Gott was born in Detroit, Michigan in 1887 to Edward Alonzo Gott and Stephanie Ortman.[1] He attended Detroit University School, a predecessor of University Liggett School in Grosse Pointe Woods, Michigan.[2] He graduated with a Bachelor of Science in chemical engineering from the University of Michigan in 1909.[3] At the University of Michigan, Gott conducted research into rapid-cooling electrically heated combustion tubes.[4] After graduation, Gott worked for the Griffin Wheel Company at its Pullman and Tacoma plants, before becoming the agent of his cousin William Boeing's lumber business in 1915.[5][6]

Aviation industry career[edit]

In 1917 he was named vice president of Pacific Aero Products Company of Seattle, which became the Boeing Airplane Company a year later. While a manager at Boeing, Gott used his stature to argue against delivering money or other aid to Germans and Austrians after the end of World War I. In correspondence with a fellow Seattleite, Charles Osner, who was chairman of the Committee for the Relief of Destitute Women and Children in Germany and Austria, Gott argued that relief should first go to citizens of countries that had suffered at the hands of the Central Powers.[7]

Gott was president of Boeing between 1922 and 1925 at a critical juncture in the company's history, leading it out of difficult circumstances in the wake of World War I. Under Gott's leadership, the company obtained several business contracts with the military.[8] Boeing soon became a major producer of military biplanes, including the Boeing NB training aircraft and the PW-9 fighter, and established itself as an important designer and manufacturer of a broad range of military aircraft.[6][9][10]

Gott left Boeing in 1925 to become vice president of Fokker Aircraft Corporation of America.[6] The following year he became president of Keystone Aircraft, based in Bristol, Pennsylvania.[6] At Keystone, Gott oversaw the merger of Keystone with Loening Aeronautical Engineering.[11] Keystone under Gott introduced several aircraft for civilian use, including the Petrel and the Puffer, used as a cropduster.[12] At this time, Gott was a member of the Aeronautics Commission of the Bureau of Aeronautics, charged with developing regulations pertaining to safety and licensing of planes and airports.[12]

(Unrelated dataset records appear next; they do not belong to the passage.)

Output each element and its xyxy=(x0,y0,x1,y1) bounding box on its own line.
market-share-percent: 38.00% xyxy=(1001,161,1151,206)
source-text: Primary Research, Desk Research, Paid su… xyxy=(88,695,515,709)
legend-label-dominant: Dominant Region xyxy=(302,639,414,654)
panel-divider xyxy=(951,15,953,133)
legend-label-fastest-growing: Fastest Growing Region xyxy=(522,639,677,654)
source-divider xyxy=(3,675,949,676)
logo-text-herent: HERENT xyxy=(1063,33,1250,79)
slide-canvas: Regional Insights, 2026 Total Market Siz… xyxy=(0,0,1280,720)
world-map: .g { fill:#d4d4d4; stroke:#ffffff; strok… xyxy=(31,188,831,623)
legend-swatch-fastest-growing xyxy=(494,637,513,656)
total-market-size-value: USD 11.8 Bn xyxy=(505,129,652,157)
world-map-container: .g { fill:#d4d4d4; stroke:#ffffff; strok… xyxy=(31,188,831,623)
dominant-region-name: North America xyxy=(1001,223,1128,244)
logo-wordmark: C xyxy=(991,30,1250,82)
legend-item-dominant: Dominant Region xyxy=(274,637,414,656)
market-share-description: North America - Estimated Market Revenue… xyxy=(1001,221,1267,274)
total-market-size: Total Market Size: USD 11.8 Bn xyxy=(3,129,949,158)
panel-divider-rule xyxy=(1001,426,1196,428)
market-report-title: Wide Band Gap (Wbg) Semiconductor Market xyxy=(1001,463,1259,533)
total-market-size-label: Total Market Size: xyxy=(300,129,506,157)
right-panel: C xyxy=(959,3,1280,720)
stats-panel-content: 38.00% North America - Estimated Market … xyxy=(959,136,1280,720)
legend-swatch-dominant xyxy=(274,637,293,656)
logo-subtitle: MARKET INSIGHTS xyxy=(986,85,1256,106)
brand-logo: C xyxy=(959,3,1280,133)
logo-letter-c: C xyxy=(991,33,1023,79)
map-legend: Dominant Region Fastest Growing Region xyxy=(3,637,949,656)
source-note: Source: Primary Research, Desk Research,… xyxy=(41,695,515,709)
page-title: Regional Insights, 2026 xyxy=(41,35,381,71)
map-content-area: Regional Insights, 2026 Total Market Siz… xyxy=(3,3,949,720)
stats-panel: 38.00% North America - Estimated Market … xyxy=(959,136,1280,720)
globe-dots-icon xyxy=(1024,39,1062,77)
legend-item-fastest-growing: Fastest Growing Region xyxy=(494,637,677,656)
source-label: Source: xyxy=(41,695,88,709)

Gott later served as president of Consolidated Aircraft Corporation in San Diego, California, continuing his lengthy professional relationship with the military aviation industry.[6] At Consolidated, Gott was responsible for the company's contract to design and build the B-24 Liberator bomber.[13] During World War II, Gott was chairman of the war transportation and war housing commissions in San Diego.[14] He also testified before Congress on several issues relating to the war effort. He died in San Diego in 1947.


  1. ^ Stites, M. Susan and Lea Ann Sterling, Historic Cottages of Mackinac Island. 2001. p.127.
  2. ^ D.U.S. Miscellany. 1905. p.19
  3. ^ Calendar of the University of Michigan, University of Michigan. 1910. p.381.
  4. ^ Campbell, Edward DeMille and Edgar Nathaniel Gott, "Note on a Rapid Cooling Electrically Heated Combustion Tube," Journal of Industrial and Engineering Chemistry. Vol. 1, Oct. 1909. pp.739-741.
  5. ^ University Bulletin, Vol. XVI, No. 35 University of Michigan. April, 1915. p.345.
  6. ^ a b c d e The Story of the Boeing Company, p.16.
  7. ^ Kuhlman, Erika A., Of Little Comfort. 2012. pp.120-121.
  8. ^ Hitt, Michael A., R. Duane Ireland, and Robert E. Hoskisson, Strategic Management. 2009. p.49.
  9. ^ "The Boeing Airplane Co. ... Growing Pains" Archived 2013-04-14 at the Wayback Machine. Boeing company website. Retrieved 4-18-13.
  10. ^ Bull, Stephen. "Boeing," Encyclopedia of Military Technology and Innovation. 2004. p.42.
  11. ^ Graff, Cory. F6F Hellcat at War. 2008. p.10
  12. ^ a b Trimble, William F., High Frontier. p.135.
  13. ^ Boone, Andrew R., "The Liberator", Popular Science. May 1943. p.90.
  14. ^ "Edgar N. Gott". Boeing company website. Retrieved 4-18-13.